S’appuyant sur la finesse du grain des événements et des textes, elle
montre qu’il s’agissait bien d’un élan populaire, par exemple à
travers les pétitions, et propose la lecture d’un Robespierre qui ne
voulait pas à l’origine du sang, mais fut acculé à la terreur de 93. La révolution
populaire échoua donc, récupérée dans la violence par la bourgeoisie.
-
M. Onfray (Caen) dénonce la lecture a posteriori du 19ième des
Lumières : on ne met en évidence que le déiste Voltaire, qui courrait
après les Grands, le religieux Rousseau, Kant qui dit « obéissez »
après avoir dit d’oser exercer sa raison. La Révolution française fut
bourgeoise : elle confirme la propriété et la sécurité pour les
propriétaires, et la déclaration des droits se fait sous les auspices de
l’Être suprême, l’article « athéisme » de l’Encyclopédie
de Yvon invite à tuer les athées… Il faut réhabiliter les « ultras
des Lumières » refoulés par l’histoire officielle, le curé athée
Meslier, D’holbach, D’Helvétius, Maupertuis et Sade, dans une Contre
Histoire de la philosophie, car la leçon des Lumières c’est :
« Ni dieu ni maître ».
2.
Il faut donc un examen critique des Lumières, le dévoilement de leur
« part d’ombre », dont la domination masculine et la
colonisation sont par exemple deux grandes figures.
-
P. Orsoni (Arras) éclaire en philosophe le goût du pouvoir et les différents
modes de domination par les « passions tristes » de Spinoza, les
difficultés à « devenir majeur » de Kant, les discours de légitimation
des situations de fait par Marx, le Panopticon de Foucault, la violence
symbolique de Bourdieu.
-
S. Auffret (Caen) soutient que « l’on domine et méprise ce dont on a
besoin », femme ou indigène. Elle rappelle à quel point au 18ième
la différence était traduite en hiérarchie, même dans la tête de Lumières.
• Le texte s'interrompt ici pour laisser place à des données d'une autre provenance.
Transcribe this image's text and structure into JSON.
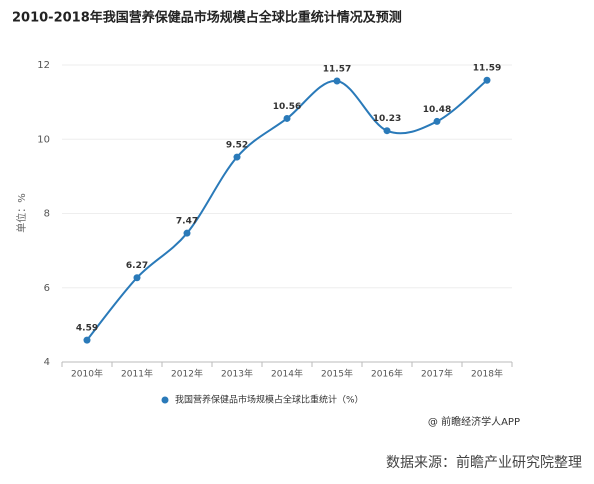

L’étude des procès de l’époque montre la situation aliénée de la
femme (enfermée dans des couvents, examinée de force pour présomption de
recel de grossesse, reléguée parce que la stérilité est une offense à
Dieu etc.), au même moment où Kant fonde le respect de la femme sur sa
faiblesse, où Rousseau veut cantonner cet être sans génie dans la vie
domestique et retirée, où Diderot, malgré sa Religeuse, demeure un
cerbère pour la vertu de sa fille… Heureusement, il s’est trouvé un
Condorcet pour revendiquer une véritable égalité Homme-femme, et la mixité
scolaire !
-
C. Ferjani (Lyon 2) propose une « critique lumineuse » des Lumières.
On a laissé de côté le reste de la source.